Fears for Kobane as Obama meets coalition commanders

WASHINGTON, US- US-led aircraft will continue bombing near the Syrian town of Kobane and in western Iraq, President Barack Obama said Tuesday after talks with military leaders from an international coalition fighting the Islamic State group.
Obama voiced grave concern over the plight of Kobane but warned that the campaign would be a "long-term" struggle.

"Obviously at this point we're also focused on the fighting that is taking place in Iraq's Anbar province, and we're deeply concerned about the situation in and around the Syrian town of Kobane," Obama told reporters following his meeting with coalition military officers.
He said the battles in Anbar and Kobane underscored the threat IS posed in both Iraq and Syria, and "coalition air strikes will continue in both these areas."
Flanked by top brass from more than 20 countries, Obama cited "important successes" in the two-month-old campaign.
He pointed to a successful bid to retake Mosul dam in Iraq and halting the IS group's advance on Erbil.
He also hailed the coalition for having saved "many civilians from massacre" on Mount Sinjar, and destroying IS targets across Iraq and Syria.

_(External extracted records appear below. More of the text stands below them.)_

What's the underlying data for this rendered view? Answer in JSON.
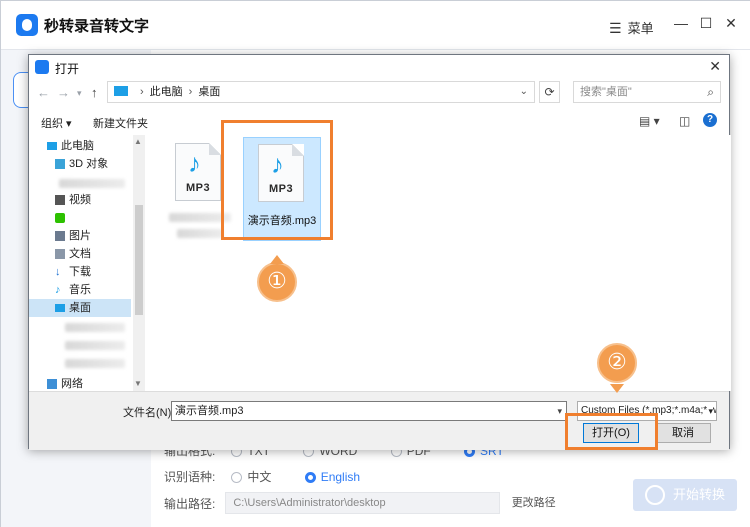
{
  "app": {
    "title": "秒转录音转文字",
    "menu_label": "菜单",
    "options": {
      "format_label": "输出格式:",
      "formats": [
        "TXT",
        "WORD",
        "PDF",
        "SRT"
      ],
      "language_label": "识别语种:",
      "languages": [
        "中文",
        "English"
      ],
      "selected_language": "English",
      "path_label": "输出路径:",
      "path_value": "C:\\Users\\Administrator\\desktop",
      "change_path": "更改路径"
    },
    "start_button": "开始转换"
  },
  "dialog": {
    "title": "打开",
    "breadcrumb": [
      "此电脑",
      "桌面"
    ],
    "search_placeholder": "搜索\"桌面\"",
    "toolbar": {
      "organize": "组织 ▾",
      "new_folder": "新建文件夹"
    },
    "nav": {
      "this_pc": "此电脑",
      "items": [
        "3D 对象",
        "视频",
        "图片",
        "文档",
        "下载",
        "音乐",
        "桌面"
      ],
      "network": "网络"
    },
    "files": [
      {
        "name": "",
        "type": "MP3",
        "selected": false
      },
      {
        "name": "演示音频.mp3",
        "type": "MP3",
        "selected": true
      }
    ],
    "filename_label": "文件名(N):",
    "filename_value": "演示音频.mp3",
    "filter_value": "Custom Files (*.mp3;*.m4a;*.w",
    "open_button": "打开(O)",
    "cancel_button": "取消"
  },
  "annotations": {
    "step1": "①",
    "step2": "②",
    "color": "#f07f2e"
  }
}
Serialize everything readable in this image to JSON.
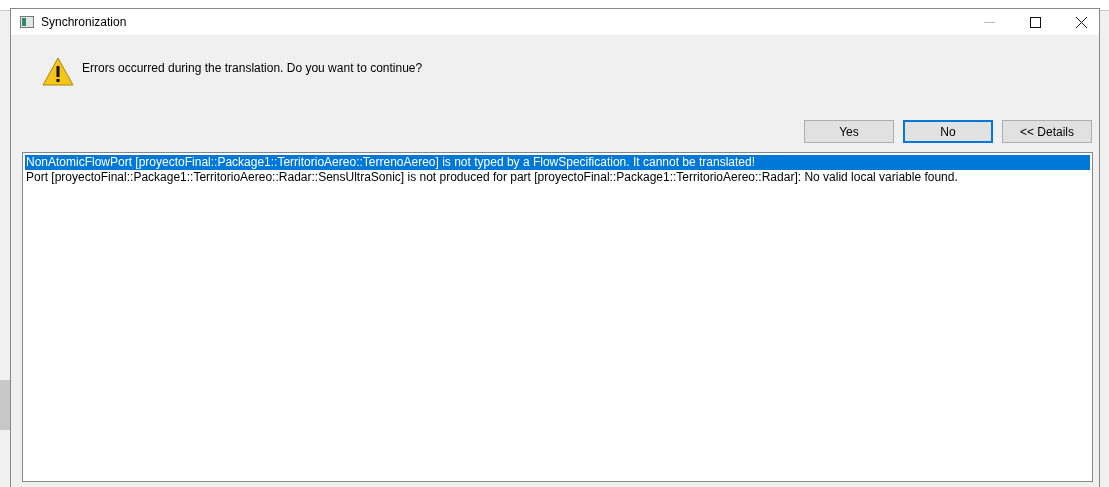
{
  "window": {
    "title": "Synchronization"
  },
  "message": "Errors occurred during the translation. Do you want to continue?",
  "buttons": [
    {
      "label": "Yes",
      "default": false
    },
    {
      "label": "No",
      "default": true
    },
    {
      "label": "<< Details",
      "default": false
    }
  ],
  "details": [
    {
      "text": "NonAtomicFlowPort [proyectoFinal::Package1::TerritorioAereo::TerrenoAereo] is not typed by a FlowSpecification. It cannot be translated!",
      "selected": true
    },
    {
      "text": "Port [proyectoFinal::Package1::TerritorioAereo::Radar::SensUltraSonic] is not produced for part [proyectoFinal::Package1::TerritorioAereo::Radar]: No valid local variable found.",
      "selected": false
    }
  ]
}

But despite daily bombing raids in Iraq since August 8 and in Syria since September 23, IS jihadists have continued to advance.
The Sunni extremists are now threatening to seize the whole of Anbar province in Iraq and a long stretch of territory along Syria's border with Turkey.
The US strategy has come in for sharp criticism but Obama appealed for patience.
He said coalition commanders agreed there would be no rapid victory and were committed to a united front against IS militants.
"One of the things that has emerged from the discussions... is that this is going to be a long-term campaign," he said.
"There are not quick fixes involved. We're still at the early stages. As with any military effort, there will be days of progress and there are going to be periods of setback, but our coalition is united behind this long-term effort."
The US military's top-ranking officer, General Martin Dempsey, hosted the talks at Andrews Air Force base outside Washington -- the first gathering of top brass from so many nations since the coalition against the Islamic State group was formed in September.
Among those attending the meeting were officers from all five Arab states taking part in the Syria air campaign.
Countries taking part in the meeting were:Australia, Bahrain, Belgium, Britain, Canada, Denmark, Egypt, France, Germany, Iraq, Italy, Jordan, Kuwait, Lebanon, the Netherlands, New Zealand, Qatar, Saudi Arabia, Spain, Turkey, the United Arab Emirates and the United States.